More than 9 million people inside Syria are in need of aid - close to half the population still in the country - according to the United Nations, but many of them are separated from the main aid operation center in the capital Damascus.   

The U.N. Security Council unanimously demanded last month that Syrian authorities and rebels promptly allow access for humanitarian supplies across front lines and borders so that aid reaches affected areas by the most direct routes.   

Aid workers and officials say President Bashar al-Assad's government has proposed letting supplies cross into the Kurdish city of Qamishli through Turkey's Nusaybin border post.   

"The Syrian government has agreed to open the crossing there.

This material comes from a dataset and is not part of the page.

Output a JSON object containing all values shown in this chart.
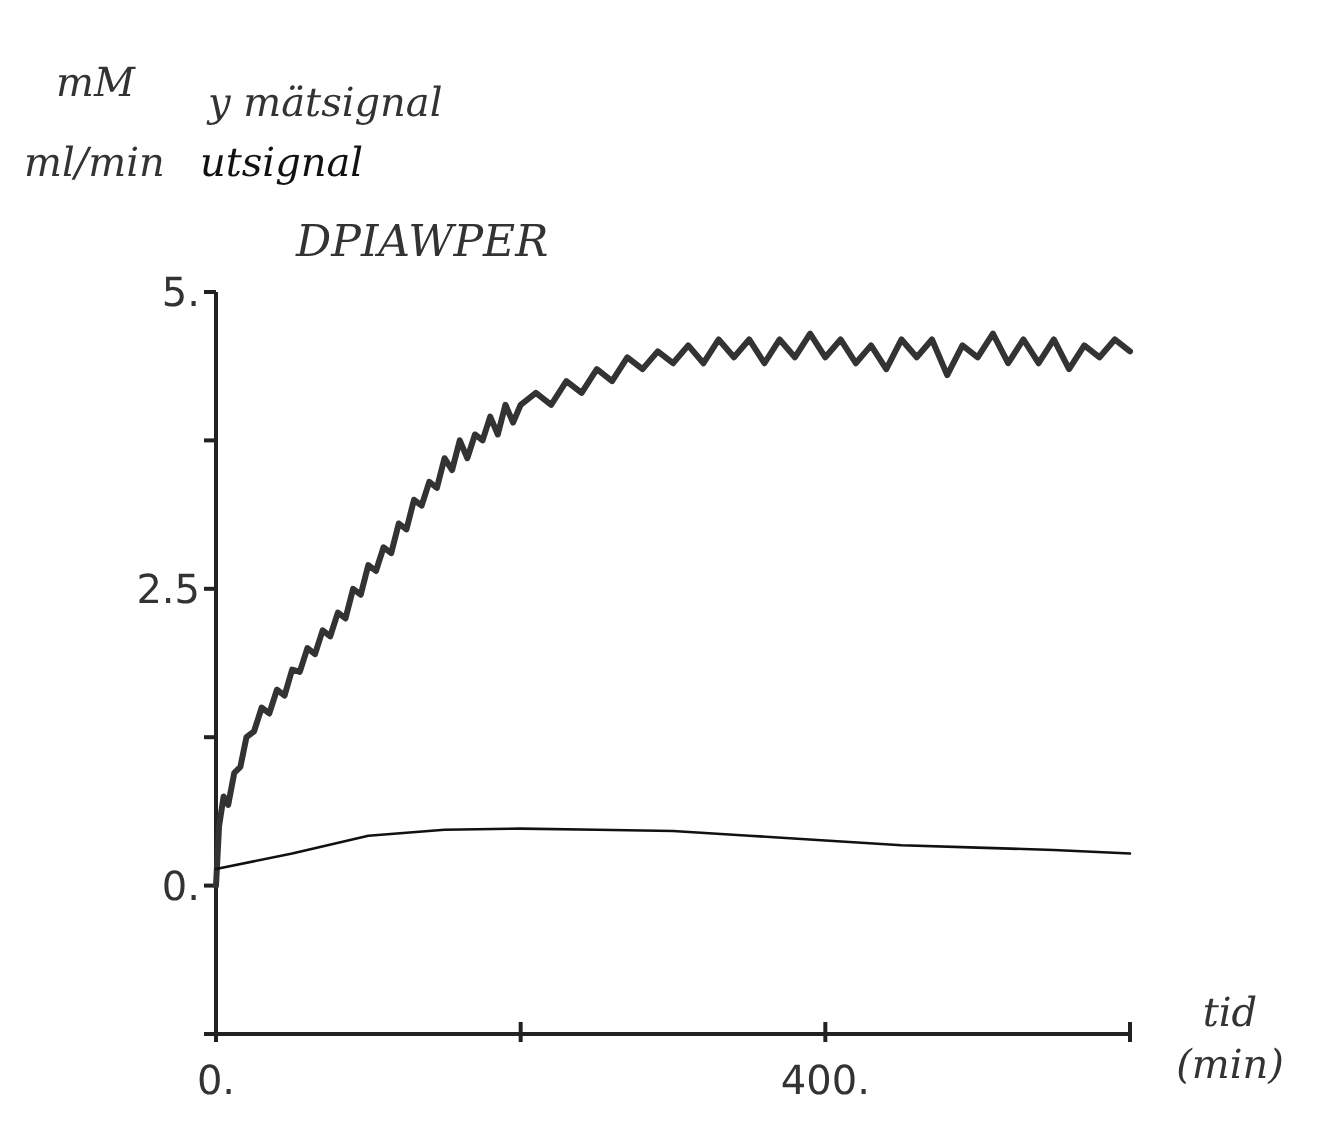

There are still arrangements being worked out with the Turkish government," said Anthony Lake, executive director of the U.N. children's agency UNICEF.   

"All of us have convoys ready to go and we urge that they work out those arrangements as quickly as possible," he told a joint news conference in Beirut alongside the heads of four other aid agencies working on Syria's humanitarian crisis.   

They were visiting Lebanon to mark the third anniversary of a conflict which has killed more than 140,000 people, driven 2.5 million to seek refuge abroad and displaced a total of 9 million; the highest number in any current conflict worldwide.   

Syria's offer to allow aid into Qamishli poses a dilemma for Turkey, as it would open the border into an area of Syria largely controlled by fighters linked to the Kurdistan Workers Party (PKK) that has waged a three-decade insurgency in Turkey.   

It also fails to provide direct access to the rebel-held areas of northern Syria most devastated by the civil war, which are further to the west in Aleppo and Idlib provinces.   

Save the Children chief executive Justin Forsyth said the Feb. 22 United Nations resolution had not curbed Syria's suffering and many sides in the conflict were failing to meet their obligations set out in the U.N. text.   

Meanwhile, Syrian soldiers entered eastern districts of the town of Yabroud, the last rebel bastion near the Lebanese border north of Damascus, and advanced towards the main street, Al Mayadeen television said.   

The Beirut-based station broadcast footage showing soldiers charging through a field towards an arched entrance of the town and a sign saying "Welcome to Yabroud".   

Gunfire could be heard as the soldiers advanced.   

Thousands of people fled Yabroud, a town of an estimated 40,000-50,000 people roughly 60 km (40 miles) north of Damascus, and the surrounding areas after it was bombed and shelled last month ahead of the assault.       

More than 140,000 people have been killed and 2.5 million have fled abroad as refugees in an increasingly sectarian civil which began with mass street protests against Assad in March 2011 but turned into an armed insurgency after a crackdown on demonstrators.